When he started with his engineering course, he shifted to books in English since material in Hindi generally wasn’t available online and offline. All this while, he felt a void and would tell his friends that one should be able to read in a language of their choice. Little did he know then that he would later create a platform for many struggling with English and wishing to read and write in a language they connected with.

Two years back, he left his secure, well-paying job, as the young man felt he was too young to be so comfortable and needed to push himself, learn and grow. “I decided to quit the corporate sector and was wondering which direction I should head in when my friends came forward with their suggestion. They encouraged me saying that I’ve been talking about material not being available in different languages and should do something to tackle the problem,” says Ranjeet.
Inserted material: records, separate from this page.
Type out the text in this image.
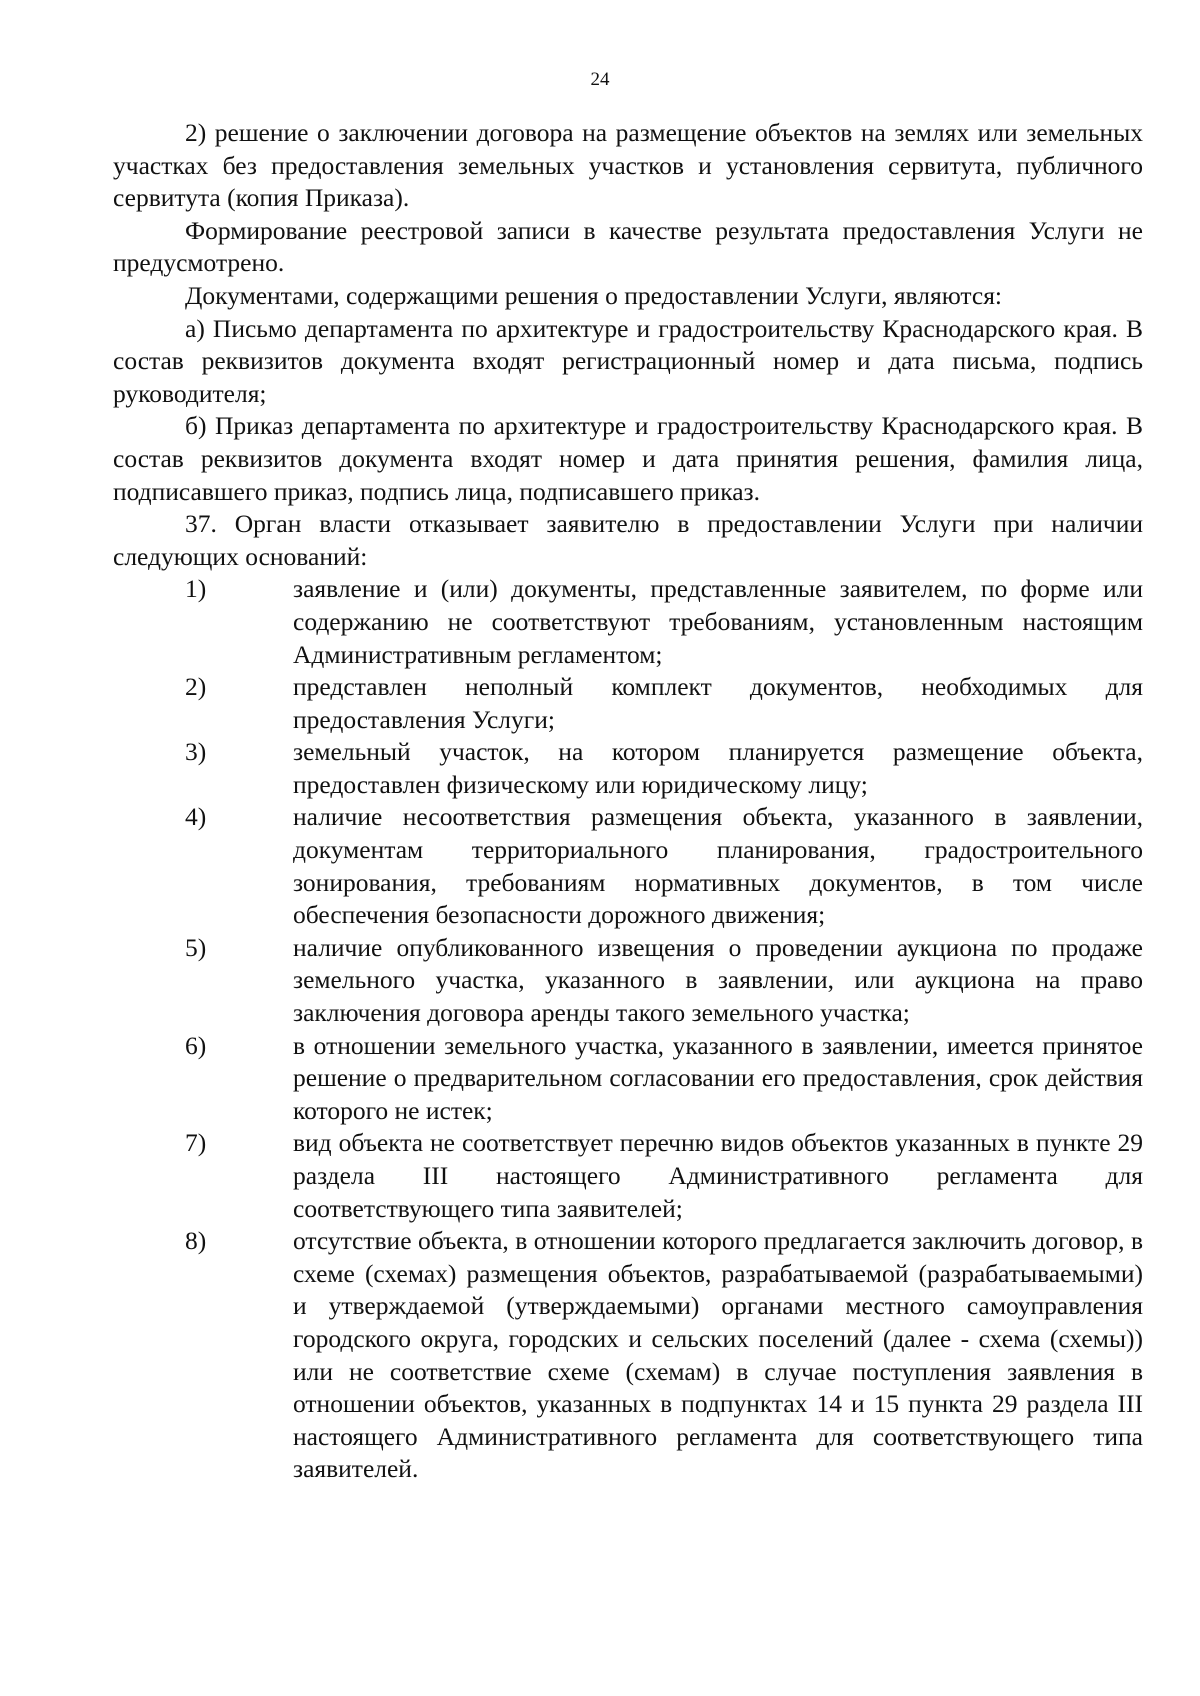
24

2) решение о заключении договора на размещение объектов на землях или земельных участках без предоставления земельных участков и установления сервитута, публичного сервитута (копия Приказа).

Формирование реестровой записи в качестве результата предоставления Услуги не предусмотрено.

Документами, содержащими решения о предоставлении Услуги, являются:

а) Письмо департамента по архитектуре и градостроительству Краснодарского края. В состав реквизитов документа входят регистрационный номер и дата письма, подпись руководителя;

б) Приказ департамента по архитектуре и градостроительству Краснодарского края. В состав реквизитов документа входят номер и дата принятия решения, фамилия лица, подписавшего приказ, подпись лица, подписавшего приказ.

37. Орган власти отказывает заявителю в предоставлении Услуги при наличии следующих оснований:

1)	заявление и (или) документы, представленные заявителем, по форме или содержанию не соответствуют требованиям, установленным настоящим Административным регламентом;
2)	представлен неполный комплект документов, необходимых для предоставления Услуги;
3)	земельный участок, на котором планируется размещение объекта, предоставлен физическому или юридическому лицу;
4)	наличие несоответствия размещения объекта, указанного в заявлении, документам территориального планирования, градостроительного зонирования, требованиям нормативных документов, в том числе обеспечения безопасности дорожного движения;
5)	наличие опубликованного извещения о проведении аукциона по продаже земельного участка, указанного в заявлении, или аукциона на право заключения договора аренды такого земельного участка;
6)	в отношении земельного участка, указанного в заявлении, имеется принятое решение о предварительном согласовании его предоставления, срок действия которого не истек;
7)	вид объекта не соответствует перечню видов объектов указанных в пункте 29 раздела III настоящего Административного регламента для соответствующего типа заявителей;
8)	отсутствие объекта, в отношении которого предлагается заключить договор, в схеме (схемах) размещения объектов, разрабатываемой (разрабатываемыми) и утверждаемой (утверждаемыми) органами местного самоуправления городского округа, городских и сельских поселений (далее - схема (схемы)) или не соответствие схеме (схемам) в случае поступления заявления в отношении объектов, указанных в подпунктах 14 и 15 пункта 29 раздела III настоящего Административного регламента для соответствующего типа заявителей.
That’s when ‘Pratilipi’ was born. A Sanskrit word, it means ‘you become what you read’. And that’s the very premise on which it was founded by Ranjeet and his partners Prashant Gupta, Rahul Ranjan, Sankaranarayanan Devarajan and Sahradayi Modi.
The creative, self-publishing platform offers people an opportunity to publish their own content, be it stories, poems, books or essays, and also read different content. “When we started, we had material in only two languages — Hindi and Gujarati. Now, we have grown to include eight languages, namely Hindi, Bengali, Marathi, Kannada, Gujarati, Tamil, Telugu and Malayalam. We have around 6,000 writers now and about 1 million readers every month. All one needs to do is register on the website and savour the joy of reading and writing without any constraints.”

The platform also has works by popular writers and even award-winning ones apart from those by amateur writers. “We plan to launch an Android app next month and also a feature to interact with your favourite authors,” says Ranjeet.
Who says then language is a barrier?